The node name must be defined in the FireFly config (once for every multi-party system). It can be claimed with a POST to /network/nodes/self.

Nodes must be a child of an organization, and cannot have any child identities of their own.

Note that “nodes” as an identity concept are distinct from FireFly supernodes, from underlying blockchain nodes, and from anywhere else the term “node” happens to be used.


Custom identities are similar to organizations, but are provided for applications to define their own more granular notions of identity. They are associated with an on-chain verifier in the same way as organizations.

They can only have child identities which are also of type “custom”.

Identity Claims

Before an identity can be used within a multi-party system, it must be claimed. The identity claim is a special type of broadcast message sent by FireFly to establish an identity uniquely among the parties in the multi-party system. As with other broadcasts, this entails an on-chain transaction which contains a public reference to an off-chain piece of data (such as an IPFS reference) describing the details of the identity claim.

The claim data consists of information on the identity being claimed - such as the type, the DID, and the parent (if applicable). The DID must be unique and unclaimed. The verifier will be inferred from the message - for on-chain identities (org and custom), it is the blockchain key that was used to sign the on-chain portion of the message, while for off-chain identities (nodes), is is an identifier queried from data exchange.

For on-chain identities with a parent, two messages are actually required - the claim message signed with the new identity’s blockchain key, as well as a separate verification message signed with the parent identity’s blockchain key. Both messages must be received before the identity is confirmed.

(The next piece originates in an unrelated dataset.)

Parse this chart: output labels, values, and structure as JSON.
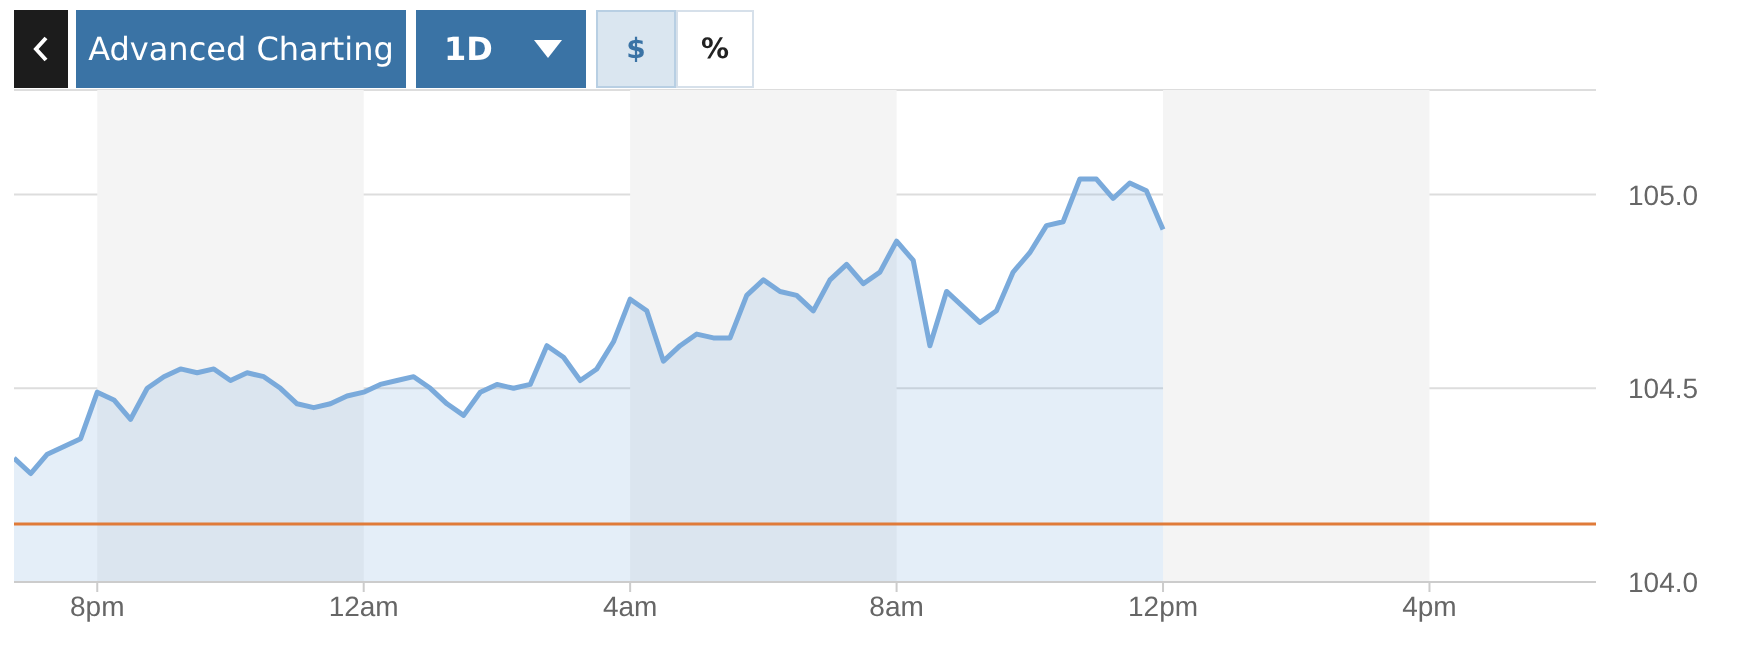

In the context of a multi-party system, FireFly provides capabilities for sending off-chain messages that are pinned to an on-chain proof. The sender of every message must therefore have an on-chain and off-chain identity. For private messages, every recipient must also have an on-chain and off-chain identity.


When sending a message, the on-chain identity of the sender is controlled by the author and key fields.

  • If both are blank, the root organization is assumed.
  • If author alone is specified, it should be the DID of an org or custom identity. The associated verifier will be looked up to use as the key.
  • If key alone is specified, it must match the registered blockchain verifier for an org or custom identity that was previously claimed. A reverse lookup will be used to populate the DID for the author.
  • If author and key are both specified, they will be used as-is (can be used to send private messages with an unregistered blockchain key).

The resolved key will be used to sign the blockchain transaction, which establishes the sender’s on-chain identity.

The sender’s off-chain identity is always controlled by the from the config along with the data exchange plugin.


When specifying private message recipients, each one has an identity and a node.

  • If identity alone is specified, it should be the DID of an org or custom identity. The first node owned by that identity or one of its ancestors will be automatically selected.
  • If both identity and node are specified, they will be used as-is. The node should be a child of the given identity or one of its ancestors.

The node in this case will control how the off-chain portion of the message is routed via data exchange.


When a message is received, FireFly verifies the following:

  • The sender’s author and key are specified in the message. The author must be a known org or custom identity. The key must match the blockchain key that was used to sign the on-chain portion of the message. For broadcast messages, the key must match the registered verifier for the author.
  • For private messages, the sending node (as reported by data exchange) must be a known node identity which is a child of the message’s author identity or one of its ancestors. The combination of the author identity and the node must also be found in the message group.

In addition, the data exchange plugin is responsible for verifying the sending and receiving identities for the off-chain data (such as validating the relevant certificates).